Comer sushi ou sashimi em São Paulo ou em outras cidades pelo Brasil já se tornou um hábito bastante difundido e apreciado, o que fez com que a quantidade de restaurantes japoneses se multiplicasse. O que antes era uma refeição cara e sofisticada ou restrita aos descendentes, passou a ser difundida em larga escala, principalmente após o surgimento dos rodízios e dos combinados, invenções brasileiras que não são encontradas no Japão.

 japao5 Com o tempo, a culinária japonesa começou a ficar tão difundida que, segundo o Sindicato de Hotéis, Restaurantes, Bares e Similares de São Paulo (SINHORES-SP), em 2003 havia mais restaurantes japoneses do que churrascarias na capital paulista. Em paralelo, também começaram a surgir diversas franquias de comida rápida, principalmente baseadas no temaki, as chamadas temakerias. O curioso é que este prato não é tão difundido no Japão quanto o é no Brasil, não existindo na terra dos samurais estabelecimentos especializados somente nele. É possível, no entanto, encontrar restaurantes no Japão que sirvam apenas pratos baseados no karê (curry japonês) ou que vendam apenas o shabu-shabu (prato no qual são cozidas verduras e carnes em uma panela na própria mesa), por exemplo.

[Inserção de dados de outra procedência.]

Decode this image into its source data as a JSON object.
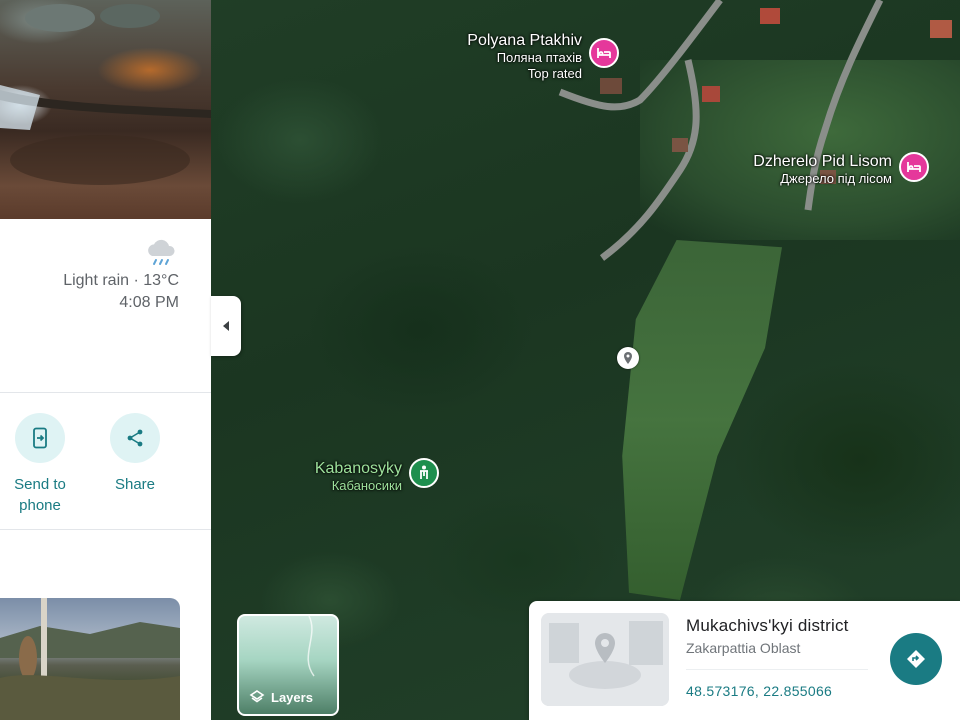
{
  "side_panel": {
    "weather": {
      "icon": "rain-cloud-icon",
      "condition": "Light rain · 13°C",
      "time": "4:08 PM"
    },
    "actions": [
      {
        "label_line1": "Send to",
        "label_line2": "phone",
        "icon": "send-to-phone-icon"
      },
      {
        "label_line1": "Share",
        "label_line2": "",
        "icon": "share-icon"
      }
    ]
  },
  "map": {
    "places": [
      {
        "name": "Polyana Ptakhiv",
        "native": "Поляна птахів",
        "extra": "Top rated",
        "icon": "hotel-icon",
        "color": "#e5389b"
      },
      {
        "name": "Dzherelo Pid Lisom",
        "native": "Джерело під лісом",
        "icon": "hotel-icon",
        "color": "#e5389b"
      },
      {
        "name": "Kabanosyky",
        "native": "Кабаносики",
        "icon": "park-icon",
        "color": "#1e8f4e"
      }
    ],
    "layers_label": "Layers"
  },
  "info_card": {
    "title": "Mukachivs'kyi district",
    "subtitle": "Zakarpattia Oblast",
    "coordinates": "48.573176, 22.855066",
    "accent": "#1a7b83"
  }
}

 Para se adaptar às condições encontradas no Brasil e para agradar ao paladar dos brasileiros, os imigrantes japoneses fizeram diversas modificações na culinária. Segundo Jo Takahashi, da Fundação Japão, em sua entrevista para Revista Gula em maio de 2008, houve mudanças significativas:

 “A primeira providência foi plantar para tentar produzir alimentos similares aos que estavam habituados. O arroz que havia no Brasil era bem diferente, mas dava para fazer os bolinhos. Porém, não se encontravam algas para enrolar o sushi. Então, eles experimentaram diferentes folhas. Acabaram se adaptando melhor à de mostarda, que, aliás, costuma ser usada ainda hoje. Esse é um exemplo da culinária nipo-brasileira. Houve diversas tentativas de fermentar feijão e soja para produzir shoyu, que não deram certo. O miso também chegou a ser improvisado com melaço e milho, transformado numa espécie de xarope.”

Além destas mudanças, os imigrantes japoneses usaram peixes brasileiros, como o pintado e o dourado, na falta dos encontrados no Japão. E para fazer doces, precisaram substituir o feijão azuki, variedade da leguminosa que não era encontrada por aqui, pela batata doce.

Os brasileiros também introduziram inovações como o uramaki califórnia, trazido dos EUA e que, a princípio, era feito com abacate e que posteriormente foi substituído por frutas -principalmente a manga. Além disso, passaram a colocar maionese e cream cheese nos sushis, o que não era feito no Japão.

Na tabela abaixo podemos ver as ondas de desenvolvimento da culinária japonesa no Brasil:

Década

Acontecimentos

1908 – 1970

Adaptação dos pratos japoneses às condições encontradas no Brasil.

1970 – 1980

Primeiros restaurantes são inaugurados, principalmente no bairro da Liberdade, em São Paulo

1990 – 2000

Proliferação dos rodízios, surgimento das temakerias e de franquias de comida rápida, rápido crescimento da quantidade de restaurantes

Mais recentemente, a preocupação em realizar refeições mais saudáveis e leves contribuíram para aumentar a clientela dos restaurantes japoneses e ajudaram a aumentar a quantidade de opções disponíveis, tornando-se uma febre, principalmente entre os mais jovens.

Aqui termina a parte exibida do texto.